¿De dónde la silenciosa tenacidad del iluso? Porque los tenaces hacen ruido, pero los ilusos comen solos y duermen a deshoras. El iluso se desliza por las calles los bares las camas, como si no buscara como si no quisiera encontrar. Aunque lo quiere todo, ya y para siempre.
¿De dónde ese soterrado y desmesurado afán de querer creer en algo del iluso? Porque los sindiós hacen ruido. Hasta tú, palabra miel, eres ruido recuerdo ahora, y decir por escrito desmesurado afán hace más ruido que un portazo de madrugada.

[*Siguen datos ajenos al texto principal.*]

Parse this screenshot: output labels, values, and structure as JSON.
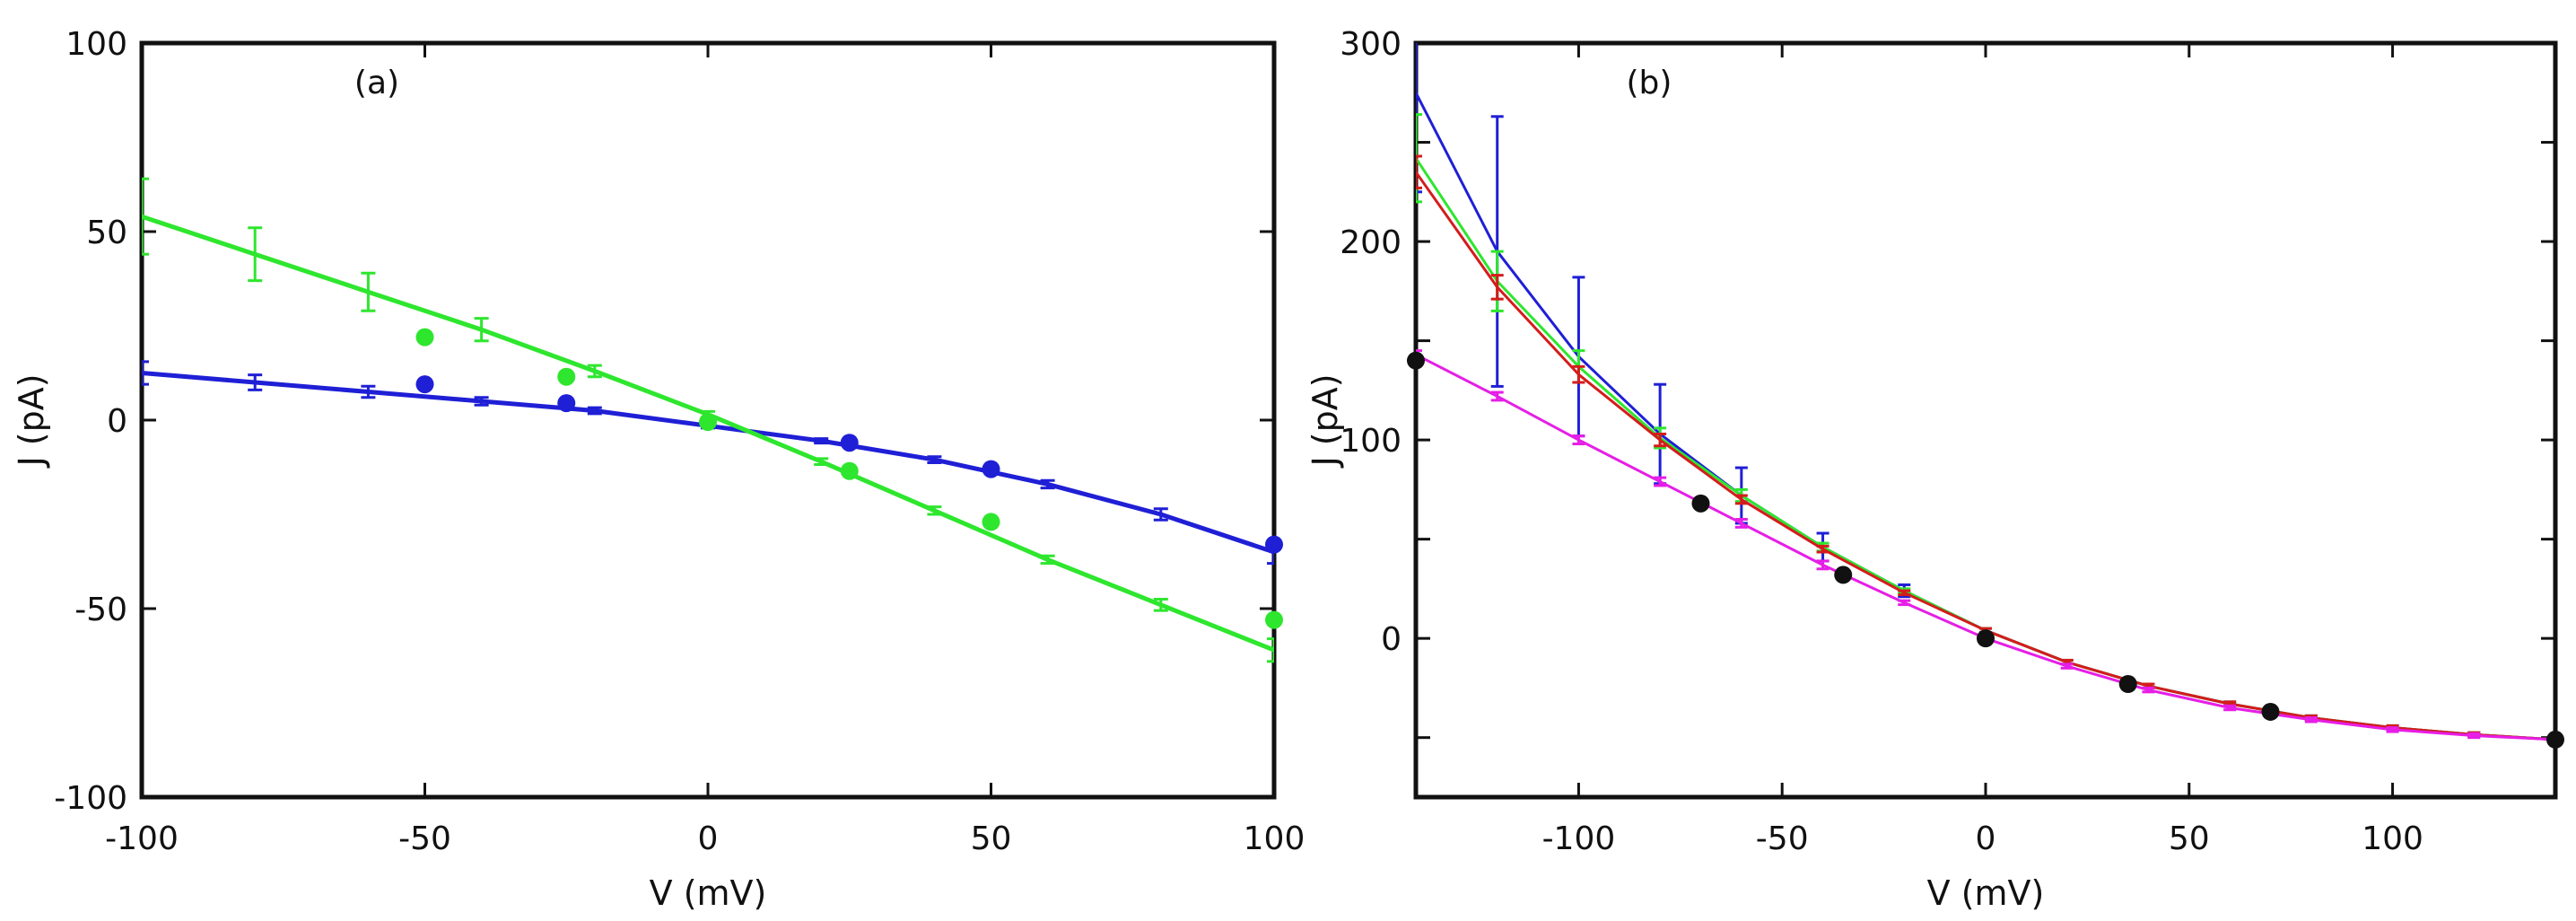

¿De dónde esta película-troyano que se instala en nosotros (como algunas ciudades) y nos empalidece a destiempo la sangre? No es una película es un estado de ánimo, dice uno de mis grillos amaestrados. Es un ectoplasma, le responde otro antes de ponerse a cantar.
Cuando menos te lo esperes (maldiciendo una cana frente al espejo, sacando punta a un lápiz o poniendo la mesa) se te aparecerá, se manifestará rompiendo los dos vasos que llevabas en la mano, y lo verás todo en tresdé sin necesidad de gafas siquiera.
El iluso parece que no mira, parece que no ve, parece que pasa por los escaparates de las librerías y de los cuerpos con una frivolidad obligada. Pero no. La mirada del iluso es la mirada punzante y perpleja de un halcón peregrino (porque la suerte del iluso es peregrinar) que sólo oteara por gusto, no por hambre. Esa misma mirada que ya vimos en Alexandre (el de La mamá y la puta, el mayor de los ilusos), ahora reencarnada en los ojos de Francesco Carril. Aunque eso es otra historia.